Researchers test the impact of CDS on ordering CTA pulmonary embolism studies in the ED

New clinical decision support system (CDS) mandates are on the horizon with an aim to reign in unnecessary imaging. But how feasible and clinically effective are these systems?

Authors of an Oct. 30 study published in Academic Radiology sought to answer those questions by identifying and piloting a CDS for CT angiography (CTA)-pulmonary embolism (PE) imaging studies which were thought to be overutilized in their institution’s emergency department (ED).

Alexander Goehler, MD, PhD, with Brigham and Women’s Hospital in Boston, and colleagues created an algorithm that combined established risk scores to recommend patients for PE work-up.

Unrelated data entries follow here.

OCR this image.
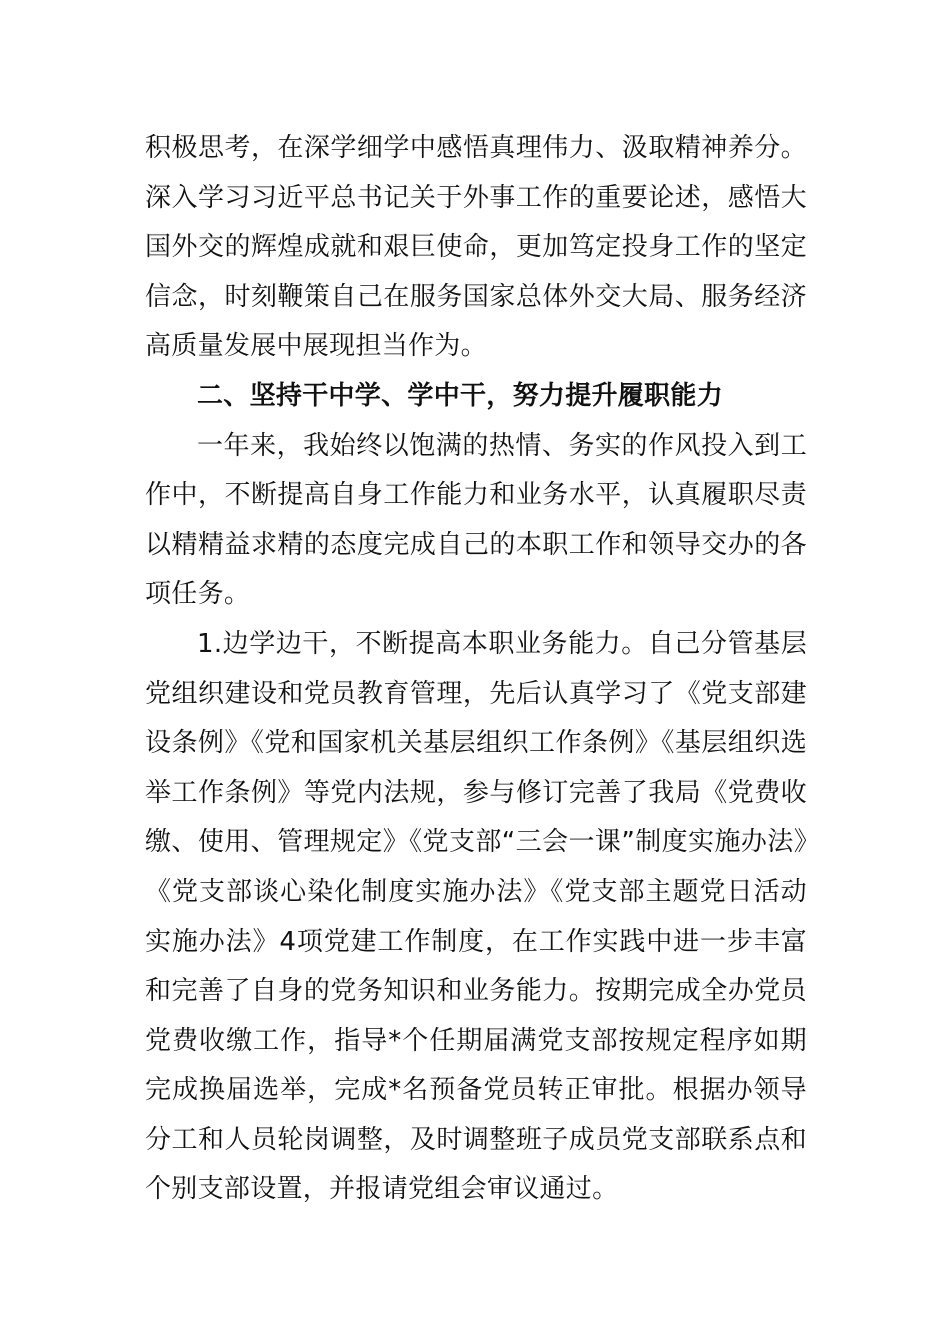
积极思考，在深学细学中感悟真理伟力、汲取精神养分。深入学习习近平总书记关于外事工作的重要论述，感悟大国外交的辉煌成就和艰巨使命，更加笃定投身工作的坚定信念，时刻鞭策自己在服务国家总体外交大局、服务经济高质量发展中展现担当作为。

二、坚持干中学、学中干，努力提升履职能力

一年来，我始终以饱满的热情、务实的作风投入到工作中，不断提高自身工作能力和业务水平，认真履职尽责以精精益求精的态度完成自己的本职工作和领导交办的各项任务。

1.边学边干，不断提高本职业务能力。自己分管基层党组织建设和党员教育管理，先后认真学习了《党支部建设条例》《党和国家机关基层组织工作条例》《基层组织选举工作条例》等党内法规，参与修订完善了我局《党费收缴、使用、管理规定》《党支部“三会一课”制度实施办法》《党支部谈心染化制度实施办法》《党支部主题党日活动实施办法》4项党建工作制度，在工作实践中进一步丰富和完善了自身的党务知识和业务能力。按期完成全办党员党费收缴工作，指导*个任期届满党支部按规定程序如期完成换届选举，完成*名预备党员转正审批。根据办领导分工和人员轮岗调整，及时调整班子成员党支部联系点和个别支部设置，并报请党组会审议通过。
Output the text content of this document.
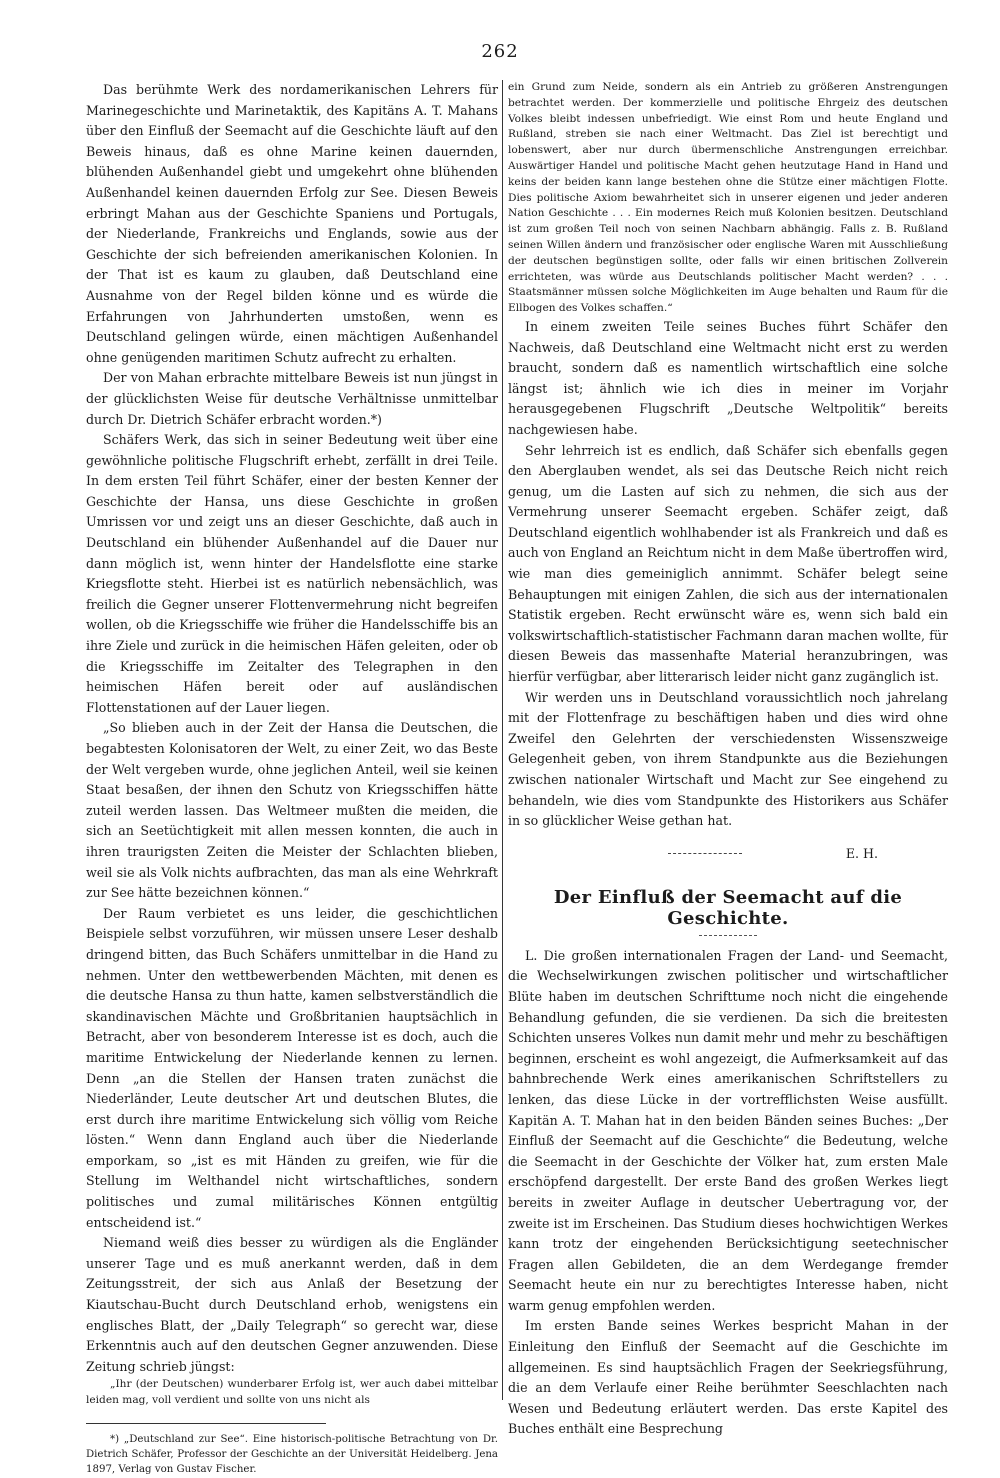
262

Das berühmte Werk des nordamerikanischen Lehrers für Marinegeschichte und Marinetaktik, des Kapitäns A. T. Mahans über den Einfluß der Seemacht auf die Geschichte läuft auf den Beweis hinaus, daß es ohne Marine keinen dauernden, blühenden Außenhandel giebt und umgekehrt ohne blühenden Außenhandel keinen dauernden Erfolg zur See. Diesen Beweis erbringt Mahan aus der Geschichte Spaniens und Portugals, der Niederlande, Frankreichs und Englands, sowie aus der Geschichte der sich befreienden amerikanischen Kolonien. In der That ist es kaum zu glauben, daß Deutschland eine Ausnahme von der Regel bilden könne und es würde die Erfahrungen von Jahrhunderten umstoßen, wenn es Deutschland gelingen würde, einen mächtigen Außenhandel ohne genügenden maritimen Schutz aufrecht zu erhalten.

Der von Mahan erbrachte mittelbare Beweis ist nun jüngst in der glücklichsten Weise für deutsche Verhältnisse unmittelbar durch Dr. Dietrich Schäfer erbracht worden.*)

Schäfers Werk, das sich in seiner Bedeutung weit über eine gewöhnliche politische Flugschrift erhebt, zerfällt in drei Teile. In dem ersten Teil führt Schäfer, einer der besten Kenner der Geschichte der Hansa, uns diese Geschichte in großen Umrissen vor und zeigt uns an dieser Geschichte, daß auch in Deutschland ein blühender Außenhandel auf die Dauer nur dann möglich ist, wenn hinter der Handelsflotte eine starke Kriegsflotte steht. Hierbei ist es natürlich nebensächlich, was freilich die Gegner unserer Flottenvermehrung nicht begreifen wollen, ob die Kriegsschiffe wie früher die Handelsschiffe bis an ihre Ziele und zurück in die heimischen Häfen geleiten, oder ob die Kriegsschiffe im Zeitalter des Telegraphen in den heimischen Häfen bereit oder auf ausländischen Flottenstationen auf der Lauer liegen.

„So blieben auch in der Zeit der Hansa die Deutschen, die begabtesten Kolonisatoren der Welt, zu einer Zeit, wo das Beste der Welt vergeben wurde, ohne jeglichen Anteil, weil sie keinen Staat besaßen, der ihnen den Schutz von Kriegsschiffen hätte zuteil werden lassen. Das Weltmeer mußten die meiden, die sich an Seetüchtigkeit mit allen messen konnten, die auch in ihren traurigsten Zeiten die Meister der Schlachten blieben, weil sie als Volk nichts aufbrachten, das man als eine Wehrkraft zur See hätte bezeichnen können.“

Der Raum verbietet es uns leider, die geschichtlichen Beispiele selbst vorzuführen, wir müssen unsere Leser deshalb dringend bitten, das Buch Schäfers unmittelbar in die Hand zu nehmen. Unter den wettbewerbenden Mächten, mit denen es die deutsche Hansa zu thun hatte, kamen selbstverständlich die skandinavischen Mächte und Großbritanien hauptsächlich in Betracht, aber von besonderem Interesse ist es doch, auch die maritime Entwickelung der Niederlande kennen zu lernen. Denn „an die Stellen der Hansen traten zunächst die Niederländer, Leute deutscher Art und deutschen Blutes, die erst durch ihre maritime Entwickelung sich völlig vom Reiche lösten.“ Wenn dann England auch über die Niederlande emporkam, so „ist es mit Händen zu greifen, wie für die Stellung im Welthandel nicht wirtschaftliches, sondern politisches und zumal militärisches Können entgültig entscheidend ist.“

Niemand weiß dies besser zu würdigen als die Engländer unserer Tage und es muß anerkannt werden, daß in dem Zeitungsstreit, der sich aus Anlaß der Besetzung der Kiautschau-Bucht durch Deutschland erhob, wenigstens ein englisches Blatt, der „Daily Telegraph“ so gerecht war, diese Erkenntnis auch auf den deutschen Gegner anzuwenden. Diese Zeitung schrieb jüngst:

„Ihr (der Deutschen) wunderbarer Erfolg ist, wer auch dabei mittelbar leiden mag, voll verdient und sollte von uns nicht als

*) „Deutschland zur See“. Eine historisch-politische Betrachtung von Dr. Dietrich Schäfer, Professor der Geschichte an der Universität Heidelberg. Jena 1897, Verlag von Gustav Fischer.

ein Grund zum Neide, sondern als ein Antrieb zu größeren Anstrengungen betrachtet werden. Der kommerzielle und politische Ehrgeiz des deutschen Volkes bleibt indessen unbefriedigt. Wie einst Rom und heute England und Rußland, streben sie nach einer Weltmacht. Das Ziel ist berechtigt und lobenswert, aber nur durch übermenschliche Anstrengungen erreichbar. Auswärtiger Handel und politische Macht gehen heutzutage Hand in Hand und keins der beiden kann lange bestehen ohne die Stütze einer mächtigen Flotte. Dies politische Axiom bewahrheitet sich in unserer eigenen und jeder anderen Nation Geschichte . . . Ein modernes Reich muß Kolonien besitzen. Deutschland ist zum großen Teil noch von seinen Nachbarn abhängig. Falls z. B. Rußland seinen Willen ändern und französischer oder englische Waren mit Ausschließung der deutschen begünstigen sollte, oder falls wir einen britischen Zollverein errichteten, was würde aus Deutschlands politischer Macht werden? . . . Staatsmänner müssen solche Möglichkeiten im Auge behalten und Raum für die Ellbogen des Volkes schaffen.“

In einem zweiten Teile seines Buches führt Schäfer den Nachweis, daß Deutschland eine Weltmacht nicht erst zu werden braucht, sondern daß es namentlich wirtschaftlich eine solche längst ist; ähnlich wie ich dies in meiner im Vorjahr herausgegebenen Flugschrift „Deutsche Weltpolitik“ bereits nachgewiesen habe.

Sehr lehrreich ist es endlich, daß Schäfer sich ebenfalls gegen den Aberglauben wendet, als sei das Deutsche Reich nicht reich genug, um die Lasten auf sich zu nehmen, die sich aus der Vermehrung unserer Seemacht ergeben. Schäfer zeigt, daß Deutschland eigentlich wohlhabender ist als Frankreich und daß es auch von England an Reichtum nicht in dem Maße übertroffen wird, wie man dies gemeiniglich annimmt. Schäfer belegt seine Behauptungen mit einigen Zahlen, die sich aus der internationalen Statistik ergeben. Recht erwünscht wäre es, wenn sich bald ein volkswirtschaftlich-statistischer Fachmann daran machen wollte, für diesen Beweis das massenhafte Material heranzubringen, was hierfür verfügbar, aber litterarisch leider nicht ganz zugänglich ist.

Wir werden uns in Deutschland voraussichtlich noch jahrelang mit der Flottenfrage zu beschäftigen haben und dies wird ohne Zweifel den Gelehrten der verschiedensten Wissenszweige Gelegenheit geben, von ihrem Standpunkte aus die Beziehungen zwischen nationaler Wirtschaft und Macht zur See eingehend zu behandeln, wie dies vom Standpunkte des Historikers aus Schäfer in so glücklicher Weise gethan hat.

E. H.
Der Einfluß der Seemacht auf die Geschichte.

L. Die großen internationalen Fragen der Land- und Seemacht, die Wechselwirkungen zwischen politischer und wirtschaftlicher Blüte haben im deutschen Schrifttume noch nicht die eingehende Behandlung gefunden, die sie verdienen. Da sich die breitesten Schichten unseres Volkes nun damit mehr und mehr zu beschäftigen beginnen, erscheint es wohl angezeigt, die Aufmerksamkeit auf das bahnbrechende Werk eines amerikanischen Schriftstellers zu lenken, das diese Lücke in der vortrefflichsten Weise ausfüllt. Kapitän A. T. Mahan hat in den beiden Bänden seines Buches: „Der Einfluß der Seemacht auf die Geschichte“ die Bedeutung, welche die Seemacht in der Geschichte der Völker hat, zum ersten Male erschöpfend dargestellt. Der erste Band des großen Werkes liegt bereits in zweiter Auflage in deutscher Uebertragung vor, der zweite ist im Erscheinen. Das Studium dieses hochwichtigen Werkes kann trotz der eingehenden Berücksichtigung seetechnischer Fragen allen Gebildeten, die an dem Werdegange fremder Seemacht heute ein nur zu berechtigtes Interesse haben, nicht warm genug empfohlen werden.

Im ersten Bande seines Werkes bespricht Mahan in der Einleitung den Einfluß der Seemacht auf die Geschichte im allgemeinen. Es sind hauptsächlich Fragen der Seekriegsführung, die an dem Verlaufe einer Reihe berühmter Seeschlachten nach Wesen und Bedeutung erläutert werden. Das erste Kapitel des Buches enthält eine Besprechung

It was then integrated into their Epic Radiology Information Ordering System, and piloted from April 1 through Oct. 31, 2015.

Of the 853 CTA PE studies completed, 8.2 percent (70 studies) were positive for PE. Goehler et al. found the algorithm “accurately stratified studies by recommendation." In total, 11.2 percent of patients for whom the algorithm recommended further testing had a PE, compared to the 2.6 percent in the group the algorithm recommended for no further testing.

The study revealed 15 percent of providers ordered more than 60 percent of all PE studies. Among those who ordered 10 or more, the mean compliance rates with algorithm recommendations was 45 percent, but ranged from 15 to 68 percent. Compliance and positivity rates achieved 10 percent correlation. The most common reason for not following algorithm recommendations were clinical concern and turnaround time, the authors noted.

“This study demonstrates the feasibility of implementing a clinical decision support for the ordering of CTA to assess for pulmonary emboli in the ED, both in terms of the algorithm performance and in terms of Epic's best practice advisory (BPA) as a vehicle for delivery of a CDS in the ED,” Goehler and colleagues wrote.

Despite the positive findings, the researchers found “many underappreciated challenges” to rolling out a CDS. They noted if adequate infrastructure is not in place to support implementation, its clinical impact and cost-effectiveness could suffer.

“It still remains unclear how radiology as a discipline will be affected by attempts to reduce costs via reforms such as bundled payments but a mandated CDS will allow for a comparison of its impact on both healthcare quality and costs across different institutions with similar patient compositions,” the authors concluded.